Para os combates próximos, os famosos dogfights, os britânicos haviam adotado o novo míssil ar-ar AIM-9L Sidewinder, de fabricação americana, com guiagem IR e com um novo seeker que permitia o lançamento off-boresight, ou seja, com o inimigo em qualquer ângulo de aspecto.

“Decidimos pegar oito aeronaves, mas tínhamos apenas seis pilotos”, lembra Gedge. “Então, fizemos uma pesquisa na RAF. Precisávamos de pilotos que realmente haviam voado o Harrier, mas também tivessem experiências em caças monoplaces… A RAF identificou dois. Telefonamos para eles na sexta-feira na Alemanha, em um bar e demos as boas novas: eles estavam indo para a guerra com a Marinha Real”.

Os funcionários da Whitehall, onde fica o governo britânico, não estavam tão confiantes quanto os pilotos, disse Gedge. “O pessoal do Ministério da Defesa me disse que o atrito dos Sea Harriers seria tão grande que todos eles seriam perdidos nos primeiros dias da guerra. Eu guardei isso para mim mesmo”.

Gedge estava na praia quando a Força-Tarefa (FT) partiu de Portsmouth em 5 de abril. Naquela tarde, seu humor foi animado por ordens para iniciar a formação de um novo esquadrão, o 809, para voar as aeronaves que estavam saindo da fábrica.

A RAF enviou seis GR.3s e, mais tarde, mais quatro. Sir Peter Squire, chefe do Estado-Maior da Aeronáutica, comandando o 1º Esquadrão (de Caça) em Wittering, diz que foi assumido que a Marinha Real perderia um Sea Harrier por dia. “Estávamos sendo cogitados para substituir os pilotos que seriam perdidos”, acrescenta ele.
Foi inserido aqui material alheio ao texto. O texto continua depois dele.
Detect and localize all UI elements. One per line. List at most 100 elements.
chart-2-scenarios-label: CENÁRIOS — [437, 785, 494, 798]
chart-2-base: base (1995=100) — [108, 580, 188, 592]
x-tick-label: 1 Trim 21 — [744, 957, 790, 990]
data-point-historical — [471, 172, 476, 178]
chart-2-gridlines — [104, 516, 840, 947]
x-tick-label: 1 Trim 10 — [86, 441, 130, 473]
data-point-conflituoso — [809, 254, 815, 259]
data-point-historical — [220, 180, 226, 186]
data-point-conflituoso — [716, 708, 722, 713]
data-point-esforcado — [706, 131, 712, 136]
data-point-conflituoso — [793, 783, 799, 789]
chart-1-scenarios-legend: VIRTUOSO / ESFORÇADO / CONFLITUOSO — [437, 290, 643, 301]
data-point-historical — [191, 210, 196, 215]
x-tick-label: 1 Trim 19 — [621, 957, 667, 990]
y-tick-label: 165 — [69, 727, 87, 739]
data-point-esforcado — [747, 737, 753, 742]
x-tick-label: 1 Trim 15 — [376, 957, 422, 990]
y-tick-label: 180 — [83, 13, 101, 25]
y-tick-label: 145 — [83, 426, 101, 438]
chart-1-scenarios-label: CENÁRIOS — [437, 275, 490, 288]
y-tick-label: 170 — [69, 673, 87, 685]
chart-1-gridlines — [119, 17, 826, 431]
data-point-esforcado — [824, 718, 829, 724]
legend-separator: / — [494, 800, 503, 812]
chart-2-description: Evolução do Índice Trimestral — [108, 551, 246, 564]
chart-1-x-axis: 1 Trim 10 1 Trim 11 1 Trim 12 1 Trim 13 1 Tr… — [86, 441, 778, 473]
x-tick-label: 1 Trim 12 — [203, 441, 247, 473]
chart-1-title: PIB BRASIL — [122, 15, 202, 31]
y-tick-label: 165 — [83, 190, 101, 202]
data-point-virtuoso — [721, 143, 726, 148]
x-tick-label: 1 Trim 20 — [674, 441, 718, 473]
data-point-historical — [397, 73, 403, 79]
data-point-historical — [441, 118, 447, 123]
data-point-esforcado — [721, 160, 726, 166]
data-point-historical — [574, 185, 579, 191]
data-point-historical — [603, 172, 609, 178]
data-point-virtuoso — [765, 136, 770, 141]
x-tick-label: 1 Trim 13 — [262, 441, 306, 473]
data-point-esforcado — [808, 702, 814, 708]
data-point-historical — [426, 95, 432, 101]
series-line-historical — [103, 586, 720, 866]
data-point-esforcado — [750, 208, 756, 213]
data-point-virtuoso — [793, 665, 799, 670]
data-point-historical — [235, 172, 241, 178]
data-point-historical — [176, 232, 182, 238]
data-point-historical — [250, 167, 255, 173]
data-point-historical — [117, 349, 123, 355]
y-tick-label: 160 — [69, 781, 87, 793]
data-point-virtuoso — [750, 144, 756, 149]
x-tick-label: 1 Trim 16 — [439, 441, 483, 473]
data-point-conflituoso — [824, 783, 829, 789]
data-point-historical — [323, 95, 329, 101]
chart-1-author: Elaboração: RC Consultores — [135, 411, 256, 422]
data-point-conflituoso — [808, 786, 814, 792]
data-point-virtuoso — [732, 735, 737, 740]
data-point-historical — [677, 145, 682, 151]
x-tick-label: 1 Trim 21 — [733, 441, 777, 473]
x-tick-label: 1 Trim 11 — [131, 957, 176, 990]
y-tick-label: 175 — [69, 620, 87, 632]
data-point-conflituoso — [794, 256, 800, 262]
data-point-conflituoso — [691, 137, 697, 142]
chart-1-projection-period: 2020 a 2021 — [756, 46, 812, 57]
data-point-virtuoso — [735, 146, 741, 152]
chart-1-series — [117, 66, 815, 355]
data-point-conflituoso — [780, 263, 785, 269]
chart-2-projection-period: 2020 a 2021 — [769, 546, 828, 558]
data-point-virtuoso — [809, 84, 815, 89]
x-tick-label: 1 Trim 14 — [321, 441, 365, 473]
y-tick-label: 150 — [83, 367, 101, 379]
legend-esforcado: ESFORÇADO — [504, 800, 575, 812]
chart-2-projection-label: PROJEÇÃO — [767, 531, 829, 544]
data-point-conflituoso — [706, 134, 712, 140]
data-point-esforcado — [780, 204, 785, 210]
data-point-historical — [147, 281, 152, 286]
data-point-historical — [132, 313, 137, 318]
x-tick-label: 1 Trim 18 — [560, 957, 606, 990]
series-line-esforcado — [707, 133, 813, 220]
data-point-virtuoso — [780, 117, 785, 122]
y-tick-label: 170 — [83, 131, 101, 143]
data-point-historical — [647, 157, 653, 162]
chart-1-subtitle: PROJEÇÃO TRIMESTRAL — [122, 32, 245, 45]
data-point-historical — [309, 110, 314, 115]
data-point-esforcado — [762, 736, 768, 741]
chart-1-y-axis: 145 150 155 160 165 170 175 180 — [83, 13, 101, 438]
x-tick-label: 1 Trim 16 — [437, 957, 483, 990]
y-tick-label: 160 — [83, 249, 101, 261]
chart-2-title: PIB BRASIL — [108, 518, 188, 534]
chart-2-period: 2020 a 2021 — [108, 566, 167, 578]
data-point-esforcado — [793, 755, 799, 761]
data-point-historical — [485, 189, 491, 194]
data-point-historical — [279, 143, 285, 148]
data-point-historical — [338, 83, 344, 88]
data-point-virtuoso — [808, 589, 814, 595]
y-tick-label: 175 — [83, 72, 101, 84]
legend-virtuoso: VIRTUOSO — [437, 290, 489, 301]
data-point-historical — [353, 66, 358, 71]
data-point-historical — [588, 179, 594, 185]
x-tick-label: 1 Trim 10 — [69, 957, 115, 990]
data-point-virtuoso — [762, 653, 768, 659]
Quando o 809 Squadron e o GR.3 ficaram prontos para o combate, começou a busca por um navio que os levassem para a guerra. Havia apenas o Atlantic Conveyor, um navio de contêiner comercial. “O navio chegou na sexta-feira”, diz Gedge. “Nós o inspecionamos. Tiramos todas as coisas desnecessárias e medimos o deck de voo. Deixamos o mastro dianteiro no lugar, com 3 metros de altura, para usar como guia no pairado e no pouso”.

A Força-Tarefa dos porta-aviões se reuniu na Ilha de Ascensão com a Segunda Frota do Mediterrâneo e, em 18 de abril, todo o grupo de batalha, comandado pelo almirante John “Sandy” Woodward, rumou para o sul do Atlântico. O destino do grupo, a cerca de 6.000 milhas de distância, era uma zona de exclusão de 400 milhas de diâmetro, centralizada nas Malvinas. Eles não chegariam lá até 30 de abril.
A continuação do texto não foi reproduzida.